Cameron was appointed chief executive officer of the National Cyber Security Centre in 2020, becoming the second person to hold such a position at the NCSC. She succeeded the founding CEO, Ciaran Martin. Martin was appointed a Companion of the Order of the Bath in the 2020 Birthday Honours for his services to cyber security, and Cameron received the same honour for her services to international development.

In March 2021, during Cameron's inaugural address as CEO, she warned of the UK's need to "be clear-eyed about Chinese ambition in technological advancement," citing China's "hostile activity in cyberspace."

In June 2021, she spoke at the Royal United Services Institute. Cameron said ransomware attacks were the major threat to the United Kingdom's cybersecurity. She noted that it is possible to obtain ransomware as a service (RaaS) for either a flat fee or a share of the profits.

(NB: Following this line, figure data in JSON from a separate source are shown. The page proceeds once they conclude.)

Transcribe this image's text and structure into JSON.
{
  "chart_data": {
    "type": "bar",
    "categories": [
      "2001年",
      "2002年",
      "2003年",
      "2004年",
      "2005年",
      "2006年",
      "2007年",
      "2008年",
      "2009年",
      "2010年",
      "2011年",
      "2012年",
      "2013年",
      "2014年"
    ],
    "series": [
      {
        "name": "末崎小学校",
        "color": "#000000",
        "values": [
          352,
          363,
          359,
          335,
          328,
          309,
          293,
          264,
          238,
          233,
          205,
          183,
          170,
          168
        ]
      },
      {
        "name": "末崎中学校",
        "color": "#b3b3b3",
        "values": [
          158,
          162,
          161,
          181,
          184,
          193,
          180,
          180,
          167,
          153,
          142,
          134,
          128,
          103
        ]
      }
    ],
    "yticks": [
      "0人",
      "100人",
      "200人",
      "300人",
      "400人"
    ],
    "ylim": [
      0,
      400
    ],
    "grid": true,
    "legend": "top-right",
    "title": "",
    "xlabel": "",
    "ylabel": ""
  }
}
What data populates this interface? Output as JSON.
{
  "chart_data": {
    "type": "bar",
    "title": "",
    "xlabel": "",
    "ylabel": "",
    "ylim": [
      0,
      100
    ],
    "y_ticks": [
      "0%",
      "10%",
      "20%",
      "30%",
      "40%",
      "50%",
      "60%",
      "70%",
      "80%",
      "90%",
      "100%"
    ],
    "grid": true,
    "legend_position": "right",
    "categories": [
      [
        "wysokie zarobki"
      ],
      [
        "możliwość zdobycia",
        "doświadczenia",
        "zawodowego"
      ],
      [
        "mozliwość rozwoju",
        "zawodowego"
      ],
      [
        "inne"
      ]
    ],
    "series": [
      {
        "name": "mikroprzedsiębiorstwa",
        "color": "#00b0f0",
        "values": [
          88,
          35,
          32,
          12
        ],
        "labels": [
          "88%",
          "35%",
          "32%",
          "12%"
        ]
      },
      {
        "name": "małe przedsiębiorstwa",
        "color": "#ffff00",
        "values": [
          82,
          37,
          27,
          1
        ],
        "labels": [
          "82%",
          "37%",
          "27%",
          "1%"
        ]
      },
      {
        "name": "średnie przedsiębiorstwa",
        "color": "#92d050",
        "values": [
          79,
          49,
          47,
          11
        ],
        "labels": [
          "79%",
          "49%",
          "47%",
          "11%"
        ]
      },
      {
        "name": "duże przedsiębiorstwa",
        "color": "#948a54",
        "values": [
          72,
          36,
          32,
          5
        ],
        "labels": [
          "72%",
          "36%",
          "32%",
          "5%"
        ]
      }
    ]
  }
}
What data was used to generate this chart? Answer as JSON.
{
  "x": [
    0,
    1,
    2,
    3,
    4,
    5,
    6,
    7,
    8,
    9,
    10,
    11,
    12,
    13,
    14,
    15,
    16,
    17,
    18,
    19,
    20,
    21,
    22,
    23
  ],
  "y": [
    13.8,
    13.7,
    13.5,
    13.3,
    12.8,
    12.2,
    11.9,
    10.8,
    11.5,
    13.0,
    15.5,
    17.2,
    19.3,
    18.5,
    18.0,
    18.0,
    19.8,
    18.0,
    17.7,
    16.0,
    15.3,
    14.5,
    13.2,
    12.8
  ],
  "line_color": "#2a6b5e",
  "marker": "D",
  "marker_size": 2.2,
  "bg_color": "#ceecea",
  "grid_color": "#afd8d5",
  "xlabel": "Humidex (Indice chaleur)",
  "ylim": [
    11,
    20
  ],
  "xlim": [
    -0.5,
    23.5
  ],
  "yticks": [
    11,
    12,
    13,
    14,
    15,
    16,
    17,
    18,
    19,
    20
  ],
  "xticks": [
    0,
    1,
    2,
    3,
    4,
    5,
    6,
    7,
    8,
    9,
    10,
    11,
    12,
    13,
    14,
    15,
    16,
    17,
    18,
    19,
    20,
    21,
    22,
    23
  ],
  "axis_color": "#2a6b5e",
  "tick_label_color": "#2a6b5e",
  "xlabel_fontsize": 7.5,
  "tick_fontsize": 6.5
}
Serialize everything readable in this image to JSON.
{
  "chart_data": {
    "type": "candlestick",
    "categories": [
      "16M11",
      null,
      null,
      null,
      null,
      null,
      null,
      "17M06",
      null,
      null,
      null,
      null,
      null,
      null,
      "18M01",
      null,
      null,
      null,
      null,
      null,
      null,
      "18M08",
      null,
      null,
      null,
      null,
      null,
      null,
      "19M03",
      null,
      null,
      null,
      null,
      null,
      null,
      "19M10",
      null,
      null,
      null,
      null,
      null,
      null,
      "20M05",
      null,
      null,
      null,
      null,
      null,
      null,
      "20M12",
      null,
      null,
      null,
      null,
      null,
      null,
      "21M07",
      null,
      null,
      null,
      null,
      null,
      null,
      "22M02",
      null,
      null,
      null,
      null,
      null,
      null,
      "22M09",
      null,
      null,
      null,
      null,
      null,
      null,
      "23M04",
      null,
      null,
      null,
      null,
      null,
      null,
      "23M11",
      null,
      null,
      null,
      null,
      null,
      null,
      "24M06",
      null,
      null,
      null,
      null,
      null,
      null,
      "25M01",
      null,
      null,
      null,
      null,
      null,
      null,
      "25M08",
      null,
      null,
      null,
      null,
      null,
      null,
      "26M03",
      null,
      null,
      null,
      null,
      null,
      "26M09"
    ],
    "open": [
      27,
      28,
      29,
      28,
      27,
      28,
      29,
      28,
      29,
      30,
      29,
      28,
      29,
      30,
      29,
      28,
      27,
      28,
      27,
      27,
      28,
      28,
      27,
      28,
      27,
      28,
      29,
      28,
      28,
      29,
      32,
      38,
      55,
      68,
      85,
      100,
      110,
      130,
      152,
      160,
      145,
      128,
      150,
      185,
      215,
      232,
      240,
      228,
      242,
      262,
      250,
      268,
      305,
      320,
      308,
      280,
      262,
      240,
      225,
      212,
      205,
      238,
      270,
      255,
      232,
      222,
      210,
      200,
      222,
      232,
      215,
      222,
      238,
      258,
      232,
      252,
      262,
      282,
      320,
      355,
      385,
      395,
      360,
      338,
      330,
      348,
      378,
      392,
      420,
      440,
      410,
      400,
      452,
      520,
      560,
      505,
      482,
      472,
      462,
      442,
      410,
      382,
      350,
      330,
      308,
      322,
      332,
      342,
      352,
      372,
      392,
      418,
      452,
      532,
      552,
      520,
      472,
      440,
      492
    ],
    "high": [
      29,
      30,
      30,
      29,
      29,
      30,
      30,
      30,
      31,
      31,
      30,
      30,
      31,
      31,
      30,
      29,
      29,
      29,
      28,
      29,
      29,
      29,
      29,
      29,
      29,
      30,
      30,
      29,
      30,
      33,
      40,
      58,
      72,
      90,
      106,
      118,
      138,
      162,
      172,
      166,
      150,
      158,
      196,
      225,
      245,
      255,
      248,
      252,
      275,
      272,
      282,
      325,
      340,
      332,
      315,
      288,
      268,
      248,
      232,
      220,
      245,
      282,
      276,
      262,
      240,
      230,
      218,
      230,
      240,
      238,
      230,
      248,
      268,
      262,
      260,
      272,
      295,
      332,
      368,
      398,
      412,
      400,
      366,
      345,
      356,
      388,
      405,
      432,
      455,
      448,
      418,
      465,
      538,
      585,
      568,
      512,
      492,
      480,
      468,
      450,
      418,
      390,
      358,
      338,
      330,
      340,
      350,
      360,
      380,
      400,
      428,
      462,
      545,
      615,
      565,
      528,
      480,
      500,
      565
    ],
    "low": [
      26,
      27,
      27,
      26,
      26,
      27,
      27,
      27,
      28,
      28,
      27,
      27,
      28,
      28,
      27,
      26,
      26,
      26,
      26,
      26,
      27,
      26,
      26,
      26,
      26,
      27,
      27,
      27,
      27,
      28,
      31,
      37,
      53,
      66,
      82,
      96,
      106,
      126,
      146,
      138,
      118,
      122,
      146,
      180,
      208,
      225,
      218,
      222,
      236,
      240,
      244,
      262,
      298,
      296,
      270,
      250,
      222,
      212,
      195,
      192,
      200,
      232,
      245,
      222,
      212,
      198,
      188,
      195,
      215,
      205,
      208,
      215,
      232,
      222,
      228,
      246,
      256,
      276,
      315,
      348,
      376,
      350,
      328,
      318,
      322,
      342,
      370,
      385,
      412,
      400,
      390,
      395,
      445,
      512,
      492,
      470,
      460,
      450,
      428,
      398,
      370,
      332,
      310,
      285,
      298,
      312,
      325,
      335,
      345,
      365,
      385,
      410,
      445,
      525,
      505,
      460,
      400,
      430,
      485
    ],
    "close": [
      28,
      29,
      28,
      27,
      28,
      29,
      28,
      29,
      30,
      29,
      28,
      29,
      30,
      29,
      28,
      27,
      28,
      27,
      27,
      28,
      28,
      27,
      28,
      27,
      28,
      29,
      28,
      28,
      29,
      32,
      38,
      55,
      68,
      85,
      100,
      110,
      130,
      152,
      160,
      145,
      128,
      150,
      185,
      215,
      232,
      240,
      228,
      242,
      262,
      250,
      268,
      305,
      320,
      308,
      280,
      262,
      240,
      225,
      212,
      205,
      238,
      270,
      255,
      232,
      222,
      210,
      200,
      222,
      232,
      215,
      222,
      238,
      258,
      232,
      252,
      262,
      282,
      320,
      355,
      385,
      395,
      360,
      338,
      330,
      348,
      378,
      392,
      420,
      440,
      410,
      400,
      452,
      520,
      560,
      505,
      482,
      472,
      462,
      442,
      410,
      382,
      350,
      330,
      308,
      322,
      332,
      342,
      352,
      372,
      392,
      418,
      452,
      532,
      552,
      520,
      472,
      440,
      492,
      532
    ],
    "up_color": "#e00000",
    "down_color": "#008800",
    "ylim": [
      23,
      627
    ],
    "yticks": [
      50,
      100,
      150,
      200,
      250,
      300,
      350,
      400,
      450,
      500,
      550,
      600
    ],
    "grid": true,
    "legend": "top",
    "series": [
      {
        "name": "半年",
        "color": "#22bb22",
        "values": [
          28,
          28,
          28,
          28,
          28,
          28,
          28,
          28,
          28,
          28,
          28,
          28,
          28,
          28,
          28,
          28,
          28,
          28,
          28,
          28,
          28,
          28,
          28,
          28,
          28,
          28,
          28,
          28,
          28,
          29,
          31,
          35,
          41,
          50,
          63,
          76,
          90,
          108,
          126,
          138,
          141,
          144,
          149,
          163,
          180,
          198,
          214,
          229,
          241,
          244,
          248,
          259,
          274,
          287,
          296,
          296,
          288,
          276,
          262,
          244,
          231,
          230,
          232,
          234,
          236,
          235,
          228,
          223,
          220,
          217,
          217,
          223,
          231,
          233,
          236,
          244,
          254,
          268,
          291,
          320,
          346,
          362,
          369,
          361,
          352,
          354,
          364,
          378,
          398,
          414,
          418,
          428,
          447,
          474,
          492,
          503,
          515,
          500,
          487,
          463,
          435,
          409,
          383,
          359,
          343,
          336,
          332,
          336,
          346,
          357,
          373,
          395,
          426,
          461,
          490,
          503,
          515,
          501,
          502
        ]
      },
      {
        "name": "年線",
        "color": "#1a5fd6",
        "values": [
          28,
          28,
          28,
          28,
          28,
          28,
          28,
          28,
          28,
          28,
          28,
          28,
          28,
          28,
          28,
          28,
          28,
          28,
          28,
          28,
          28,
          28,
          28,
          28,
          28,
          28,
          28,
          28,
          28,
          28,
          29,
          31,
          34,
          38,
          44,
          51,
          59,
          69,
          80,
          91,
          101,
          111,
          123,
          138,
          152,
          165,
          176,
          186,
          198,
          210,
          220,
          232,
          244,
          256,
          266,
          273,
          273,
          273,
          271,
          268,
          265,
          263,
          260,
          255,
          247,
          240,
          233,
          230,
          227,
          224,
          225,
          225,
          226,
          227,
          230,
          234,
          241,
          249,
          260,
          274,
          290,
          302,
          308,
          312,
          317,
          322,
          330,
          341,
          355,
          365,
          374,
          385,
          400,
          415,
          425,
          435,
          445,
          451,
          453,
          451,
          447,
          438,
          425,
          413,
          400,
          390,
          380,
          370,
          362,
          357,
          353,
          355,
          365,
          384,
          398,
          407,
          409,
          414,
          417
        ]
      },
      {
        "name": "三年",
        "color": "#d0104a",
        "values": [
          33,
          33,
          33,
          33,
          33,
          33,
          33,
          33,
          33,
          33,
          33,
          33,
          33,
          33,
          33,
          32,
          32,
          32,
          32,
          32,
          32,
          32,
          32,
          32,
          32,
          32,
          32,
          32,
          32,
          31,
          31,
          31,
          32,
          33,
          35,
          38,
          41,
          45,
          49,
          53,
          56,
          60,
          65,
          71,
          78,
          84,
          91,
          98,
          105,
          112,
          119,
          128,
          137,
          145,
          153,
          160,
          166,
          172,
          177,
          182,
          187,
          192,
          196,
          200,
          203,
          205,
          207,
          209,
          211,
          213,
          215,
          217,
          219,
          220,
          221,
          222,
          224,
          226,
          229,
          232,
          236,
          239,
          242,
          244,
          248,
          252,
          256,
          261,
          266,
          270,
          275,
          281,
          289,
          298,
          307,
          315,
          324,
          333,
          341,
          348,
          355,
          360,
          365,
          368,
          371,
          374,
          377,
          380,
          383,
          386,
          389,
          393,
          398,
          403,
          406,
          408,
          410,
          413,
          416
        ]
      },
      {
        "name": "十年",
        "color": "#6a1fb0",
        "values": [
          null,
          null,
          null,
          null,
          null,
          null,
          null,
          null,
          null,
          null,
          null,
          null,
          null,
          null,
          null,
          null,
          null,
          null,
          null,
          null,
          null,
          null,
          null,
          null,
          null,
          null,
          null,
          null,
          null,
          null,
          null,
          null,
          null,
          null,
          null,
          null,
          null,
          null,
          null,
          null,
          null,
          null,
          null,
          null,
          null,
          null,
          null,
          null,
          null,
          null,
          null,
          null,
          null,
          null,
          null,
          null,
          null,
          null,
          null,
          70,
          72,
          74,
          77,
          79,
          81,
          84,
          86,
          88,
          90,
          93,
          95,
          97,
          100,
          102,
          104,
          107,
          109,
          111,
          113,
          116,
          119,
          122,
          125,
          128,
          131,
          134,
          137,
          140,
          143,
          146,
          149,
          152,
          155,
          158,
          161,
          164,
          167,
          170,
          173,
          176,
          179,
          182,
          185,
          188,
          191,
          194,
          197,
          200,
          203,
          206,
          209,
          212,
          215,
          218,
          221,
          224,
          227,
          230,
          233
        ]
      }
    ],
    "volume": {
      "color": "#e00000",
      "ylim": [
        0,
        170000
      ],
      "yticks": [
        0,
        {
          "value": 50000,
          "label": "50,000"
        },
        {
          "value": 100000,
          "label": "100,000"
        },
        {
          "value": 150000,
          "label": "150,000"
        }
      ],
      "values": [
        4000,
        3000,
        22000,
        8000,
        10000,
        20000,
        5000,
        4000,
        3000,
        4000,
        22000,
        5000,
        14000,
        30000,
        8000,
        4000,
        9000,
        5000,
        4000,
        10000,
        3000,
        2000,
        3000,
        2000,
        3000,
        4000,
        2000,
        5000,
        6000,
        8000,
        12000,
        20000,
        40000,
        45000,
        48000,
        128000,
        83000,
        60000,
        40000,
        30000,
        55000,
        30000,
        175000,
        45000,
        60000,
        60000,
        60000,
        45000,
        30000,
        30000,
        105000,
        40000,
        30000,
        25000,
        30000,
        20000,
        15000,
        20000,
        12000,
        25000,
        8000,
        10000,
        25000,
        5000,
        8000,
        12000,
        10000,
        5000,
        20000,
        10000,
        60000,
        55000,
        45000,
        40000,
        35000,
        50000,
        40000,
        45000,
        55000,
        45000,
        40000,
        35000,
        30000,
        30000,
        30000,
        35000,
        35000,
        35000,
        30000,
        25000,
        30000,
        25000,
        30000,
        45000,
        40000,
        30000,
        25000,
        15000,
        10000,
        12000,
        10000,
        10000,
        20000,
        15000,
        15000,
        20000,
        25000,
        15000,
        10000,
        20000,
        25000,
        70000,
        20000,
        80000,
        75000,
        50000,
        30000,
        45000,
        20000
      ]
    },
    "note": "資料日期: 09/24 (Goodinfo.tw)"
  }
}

Cameron spoke at the 12th annual Tel Aviv Cyber Week in June 2022, identifying ransomware as the primary cyber threat to global security, which is both pervasive and quickly evolving.

=== Diplomatic appointment ===
In April 2024, it was announced that Cameron would replace Alexander Ellis as the High Commissioner from the United Kingdom to the Republic of India.

=== Permanent Under Secretary, FCDO ===
On 10 September 2026, Cameron was appointed Permanent Under-Secretary at the Foreign Office.